Welcome

Through the Indiana College Network, or ICN, Indiana colleges and universities work together, to help you learn about and enroll in the wide range of programs and courses available at a distance.

Distance learning provides a tremendous opportunity for those whose obligations or schedules prevented them from realizing their educational dreams. Whether you live hundreds of miles away or just across the street from a campus, technology today is a solid bridge to link you, your teachers and other learners.

ICN member institutions are experienced in helping distant students. All pay close attention to assure that distant students receive quality instruction. ICN member institutions are accredited by regional and specialized accrediting agencies recognized by the U.S. Department of Education. They offer individual courses as well as complete certificate and degree programs for students from middle school, graduate school and beyond.

We hope this Web Site makes it easy for you to locate the information you need, but if you have questions, please let us know, we are happy to help you!

Sincerely,
ICN Staff

Who We Are & What We Do

Who We Are
ICN is a cooperative service of Indiana’s colleges and universities and their educational partners. It’s operated by Vincennes University. All members are accredited by the North Central Association’s Higher Learning Commission. High school programs are accredited by NCA’s Commission on Accreditation and School Improvement.

What We Do
In a general sense, ICN is a match-making service: we help people locate the educational programs of interest to them, and we help member institutions find students. ICN itself does not offer certificates or programs—those come from our accredited member institutions. Through its Web site, ICN provides information about distance learning in general and about the array of distance learning opportunities available, from short classes for continuing education through full diploma or degree programs at all levels.

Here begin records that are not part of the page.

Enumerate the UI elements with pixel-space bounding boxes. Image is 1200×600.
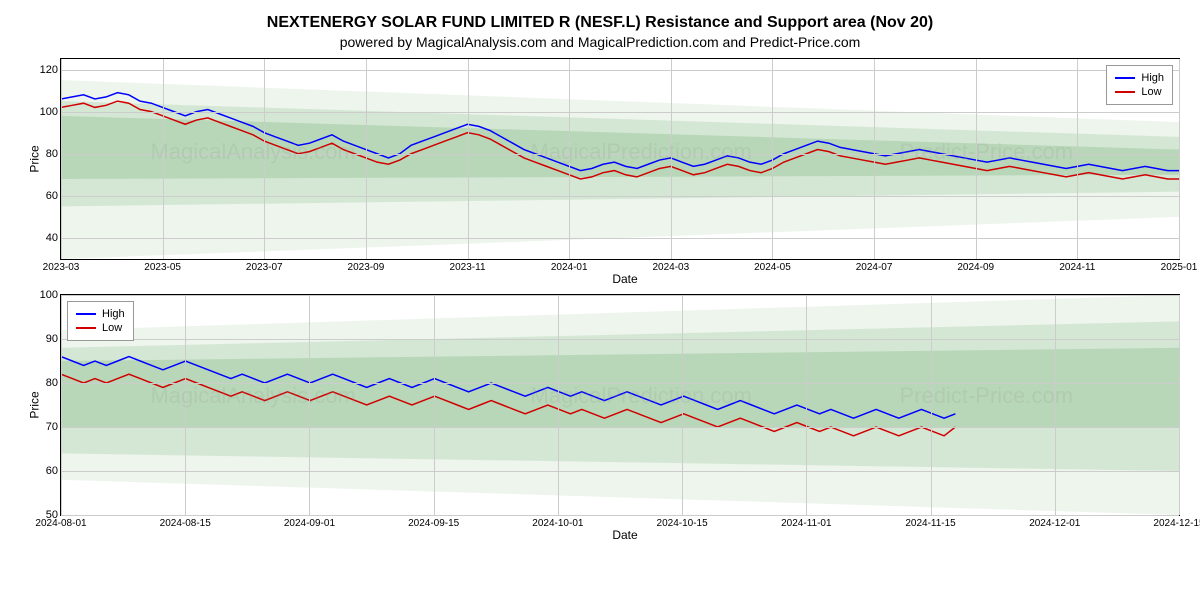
bottom-chart: Price 5060708090100 2024-08-012024-08-15… [60, 294, 1180, 516]
legend-item-high: High [76, 308, 125, 320]
plot-area-top [61, 59, 1179, 259]
y-tick-label: 90 [23, 333, 58, 345]
top-chart: Price 406080100120 2023-032023-052023-07… [60, 58, 1180, 260]
chart-subtitle: powered by MagicalAnalysis.com and Magic… [10, 34, 1190, 50]
plot-area-bottom [61, 295, 1179, 515]
legend-item-low: Low [76, 322, 125, 334]
legend-line-high [1115, 77, 1135, 79]
legend-label-high: High [102, 308, 125, 320]
x-tick-label: 2024-05 [754, 262, 791, 273]
x-tick-label: 2023-05 [144, 262, 181, 273]
y-tick-label: 100 [23, 289, 58, 301]
x-tick-label: 2023-07 [246, 262, 283, 273]
x-tick-label: 2024-09-15 [408, 518, 459, 529]
legend-label-low: Low [1141, 86, 1161, 98]
legend-line-low [1115, 91, 1135, 93]
legend-line-low [76, 327, 96, 329]
x-tick-label: 2024-11 [1059, 262, 1095, 273]
legend-line-high [76, 313, 96, 315]
legend-label-low: Low [102, 322, 122, 334]
x-tick-label: 2024-12-01 [1029, 518, 1080, 529]
legend-item-low: Low [1115, 86, 1164, 98]
x-tick-label: 2024-08-15 [160, 518, 211, 529]
x-ticks: 2024-08-012024-08-152024-09-012024-09-15… [61, 518, 1179, 533]
x-tick-label: 2024-09-01 [284, 518, 335, 529]
y-tick-label: 70 [23, 421, 58, 433]
x-tick-label: 2023-09 [348, 262, 385, 273]
y-tick-label: 120 [23, 64, 58, 76]
x-tick-label: 2024-03 [652, 262, 689, 273]
legend-item-high: High [1115, 72, 1164, 84]
x-tick-label: 2023-11 [450, 262, 486, 273]
chart-container: NEXTENERGY SOLAR FUND LIMITED R (NESF.L)… [10, 14, 1190, 542]
y-tick-label: 100 [23, 106, 58, 118]
x-tick-label: 2024-11-15 [905, 518, 955, 529]
x-tick-label: 2024-10-15 [657, 518, 708, 529]
x-tick-label: 2024-01 [551, 262, 588, 273]
y-ticks: 5060708090100 [23, 295, 58, 515]
x-tick-label: 2024-11-01 [781, 518, 831, 529]
y-tick-label: 80 [23, 148, 58, 160]
legend-label-high: High [1141, 72, 1164, 84]
y-tick-label: 40 [23, 232, 58, 244]
x-tick-label: 2024-10-01 [532, 518, 583, 529]
y-tick-label: 80 [23, 377, 58, 389]
legend-bottom: High Low [67, 301, 134, 341]
x-tick-label: 2025-01 [1161, 262, 1198, 273]
x-tick-label: 2024-08-01 [35, 518, 86, 529]
legend-top: High Low [1106, 65, 1173, 105]
x-ticks: 2023-032023-052023-072023-092023-112024-… [61, 262, 1179, 277]
chart-title: NEXTENERGY SOLAR FUND LIMITED R (NESF.L)… [10, 14, 1190, 32]
x-tick-label: 2023-03 [43, 262, 80, 273]
y-tick-label: 60 [23, 465, 58, 477]
y-ticks: 40 60 80 100 120 [23, 59, 58, 259]
y-tick-label: 60 [23, 190, 58, 202]
x-tick-label: 2024-09 [957, 262, 994, 273]
x-tick-label: 2024-07 [856, 262, 893, 273]
x-tick-label: 2024-12-15 [1153, 518, 1200, 529]
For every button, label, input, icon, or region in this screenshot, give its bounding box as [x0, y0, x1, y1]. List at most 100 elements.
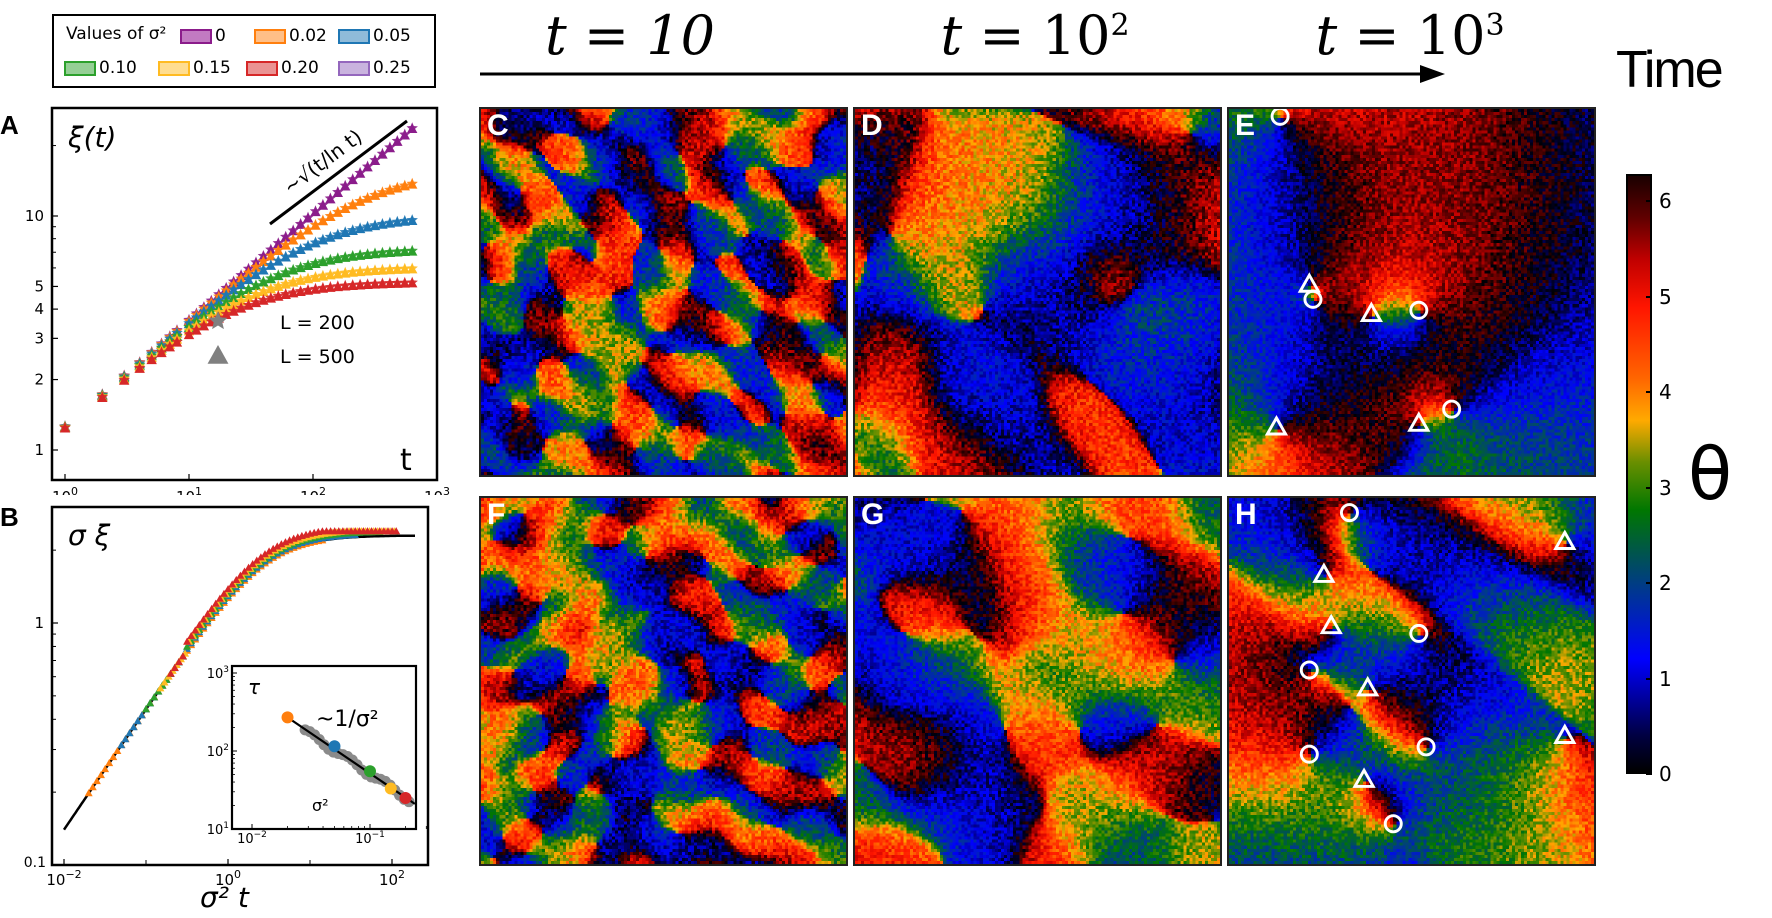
chart-b-ytick: 1 [34, 614, 44, 632]
inset-ytick: 103 [207, 665, 229, 682]
panel-letter-f: F [487, 498, 506, 531]
snapshot-panel-g: G [853, 496, 1222, 866]
chart-b-series-4 [166, 527, 401, 677]
colorbar-tick-mark [1646, 391, 1652, 394]
legend-swatch [158, 60, 190, 76]
colorbar-tick-mark [1646, 582, 1652, 584]
vortex-circle-marker [1409, 300, 1429, 320]
chart-a-xtick: 100 [52, 485, 78, 495]
chart-a-ytick: 1 [34, 441, 44, 459]
vortex-circle-marker [1442, 399, 1462, 419]
legend-swatch [338, 28, 370, 44]
snapshot-panel-d: D [853, 107, 1222, 477]
star-marker-icon [208, 311, 228, 330]
snapshot-panel-h: H [1227, 496, 1596, 866]
antivortex-triangle-marker [1312, 562, 1336, 583]
colorbar-tick-label: 5 [1659, 284, 1672, 309]
legend-entry-sigma-0: 0 [180, 26, 226, 46]
chart-b-title: σ ξ [68, 519, 111, 552]
chart-a-ytick: 3 [34, 329, 44, 347]
legend-entry-sigma-0-10: 0.10 [64, 58, 137, 78]
legend-swatch [338, 60, 370, 76]
snapshot-panel-f: F [479, 496, 848, 866]
legend-label: 0.02 [289, 26, 327, 46]
time-label-100: t = 102 [940, 4, 1130, 67]
inset-point [399, 791, 412, 804]
legend-entry-sigma-0-25: 0.25 [338, 58, 411, 78]
legend-title: Values of σ² [66, 24, 167, 44]
chart-a-ytick: 10 [25, 207, 44, 225]
colorbar-tick-label: 6 [1659, 189, 1672, 214]
legend-swatch [180, 28, 212, 44]
panel-letter-h: H [1235, 498, 1257, 531]
time-label-10: t = 10 [545, 4, 715, 67]
vortex-circle-marker [1416, 737, 1436, 757]
colorbar-tick-mark [1646, 295, 1652, 298]
legend-label: 0.10 [99, 58, 137, 78]
defect-markers-h [1299, 503, 1577, 834]
inset-ytick: 102 [207, 743, 229, 760]
vortex-circle-marker [1383, 814, 1403, 834]
chart-a-xtick: 102 [300, 485, 326, 495]
legend-label: 0.20 [281, 58, 319, 78]
chart-a-frame [50, 106, 439, 482]
chart-b-xtick: 102 [379, 868, 405, 889]
sigma-legend: Values of σ² 0 0.02 0.05 0.10 0.15 0.20 0.25 [52, 14, 436, 88]
vortex-circle-marker [1270, 109, 1290, 126]
colorbar-tick-label: 1 [1659, 666, 1672, 691]
time-arrow-label: Time [1616, 41, 1724, 99]
legend-label: 0.05 [373, 26, 411, 46]
inset-point [281, 711, 294, 724]
panel-letter-c: C [487, 109, 509, 142]
antivortex-triangle-marker [1297, 272, 1321, 293]
antivortex-triangle-marker [1352, 767, 1376, 788]
vortex-circle-marker [1299, 660, 1319, 680]
chart-a-ytick: 4 [34, 300, 44, 318]
vortex-circle-marker [1299, 744, 1319, 764]
colorbar-label: θ [1688, 432, 1733, 516]
vortex-circle-marker [1303, 289, 1323, 309]
triangle-marker-icon [207, 345, 229, 364]
antivortex-triangle-marker [1553, 529, 1577, 550]
panel-letter-d: D [861, 109, 883, 142]
legend-label: 0 [215, 26, 226, 46]
marker-legend-l200: L = 200 [280, 312, 355, 334]
legend-entry-sigma-0-05: 0.05 [338, 26, 411, 46]
inset-ytick: 101 [207, 821, 229, 838]
legend-label: 0.25 [373, 58, 411, 78]
chart-a-xtick: 101 [176, 485, 202, 495]
vortex-circle-marker [1339, 503, 1359, 523]
antivortex-triangle-marker [1407, 411, 1431, 432]
chart-a-title: ξ(t) [67, 121, 116, 154]
inset-point [384, 782, 397, 795]
chart-b-frame [50, 505, 430, 867]
inset-ylabel: τ [248, 675, 261, 699]
chart-a-series-2 [59, 214, 418, 432]
legend-swatch [254, 28, 286, 44]
snapshot-panel-c: C [479, 107, 848, 477]
defect-markers-e [1264, 109, 1462, 436]
legend-entry-sigma-0-02: 0.02 [254, 26, 327, 46]
chart-b-xtick: 10−2 [46, 868, 81, 889]
colorbar-tick-label: 2 [1659, 571, 1672, 595]
inset-point [364, 765, 376, 778]
legend-swatch [64, 60, 96, 76]
colorbar-tick-mark [1646, 677, 1652, 680]
legend-entry-sigma-0-20: 0.20 [246, 58, 319, 78]
antivortex-triangle-marker [1553, 723, 1577, 744]
colorbar-tick-label: 4 [1659, 380, 1672, 405]
time-arrow [480, 65, 1445, 83]
colorbar-tick-mark [1646, 200, 1652, 203]
inset-point [328, 740, 341, 753]
legend-swatch [246, 60, 278, 76]
chart-a-xtick: 103 [424, 485, 450, 495]
antivortex-triangle-marker [1356, 675, 1380, 697]
snapshot-panel-e: E [1227, 107, 1596, 477]
colorbar-tick-mark [1646, 486, 1652, 489]
legend-entry-sigma-0-15: 0.15 [158, 58, 231, 78]
chart-a-ytick: 5 [34, 277, 44, 295]
antivortex-triangle-marker [1264, 414, 1289, 436]
colorbar-tick-label: 3 [1659, 475, 1672, 500]
chart-b-ytick: 0.1 [24, 855, 46, 871]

ICN has two core values: keeping student needs at the center of what we do, and maintaining the balance between “high tech” and “high touch.” The staff responds promptly to inquiries and helps prospective students find a nearby learning center or the right institutional office to get started. Through ICN, institutions also arrange for their students to take classes from other ICN members as seamlessly as possible while preserving financial aid eligibility.

History & Background

The Indiana College Network (ICN) was launched in July 1994 by Indiana’s colleges and universities, acting collectively through the Indiana Higher Education Telecommunication System (IHETS) and one of its key leadership groups, the Indiana Partnership for Statewide Education (IPSE). Its mission is to be a learner-centered electronic-learning collaboration that provides partner institutions with innovative means to meet lifelong learning needs of Indiana citizens.

When ICN was created, Indiana’s higher education institutions were well ahead of those in many other states, offering 15 degree programs entirely at a distance and well over 100 college credit courses per year via technology, primarily by video. Enrollments in credit classes hovered in the range of 7,000 to 8,000 per year. Most of the degree programs and many of the classes were at the graduate level, however, leaving those interested in associate or bachelor’s completion degrees with few choices.

Since the consistent goal of IPSE was to create and sustain “a single coordinated system of distance learning for Indiana’s citizens,” it focused attention from the outset on expanded faculty development, coordinated course and program planning with emphasis on the undergraduate level, improved technology access throughout the state, and coordinated student services.

ICN was created to serve as an information clearinghouse for students and student services coordinators. To that end, it encompassed a print catalog and online database of classes and degree and certificate programs, a telephone hotline to answer questions, print and online explanations of distance education and higher education procedures, and eventually a way for students to request enrollment through the ICN Web site. One of the key accomplishments that enabled the launch of ICN was a policy document known as the Home Institution Model, at that time a revolutionary statewide agreement to assure students consistent recording of their class progress and the ability to cross-register between institutions without jeopardizing their financial aid.

The growth has been staggering. Today:

  • The ICN online catalog includes more than 200 complete certificate and degree programs available at a distance.
  • Approximately 3,000 college credit classes are offered in any given semester via technology (including hundreds of “open enrollment” classes that students can start at any time).
  • Roughly 200 distance classes are available to high-school students every semester.
  • Over 500 online continuing education classes are regularly available in topics ranging from workplace skills to personal enrichment.
  • Some 60 learning centers scattered across the state in communities large and small provide access to a host of local support services.
  • Annual college credit enrollments in technology-delivered classes have long since passed the 100,000 mark.

This growth in distance education and ICN over the past ten years has been driven most notably by the explosion of the Internet and the World Wide Web. Even though video is still the most suitable technology for some subjects and for some learners, electronic communication has enriched the ways in which instruction is conducted across the board and has enabled many more institutions to participate in this form of educational outreach. Correspondingly, in 2005 more of ICN’s services and resources are Web-based, from student inquiries to back-end enrollment processes among multiple campuses. True to our attempt to blend high tech with high touch, however, there continue to be human beings at the end of a chat, telephone call, or videoconference, and human beings available to help at local learning centers. And the institutions continue to work together through IPSE and ICN, listening to student feedback and requests, to identify and meet emerging educational needs of the people of Indiana.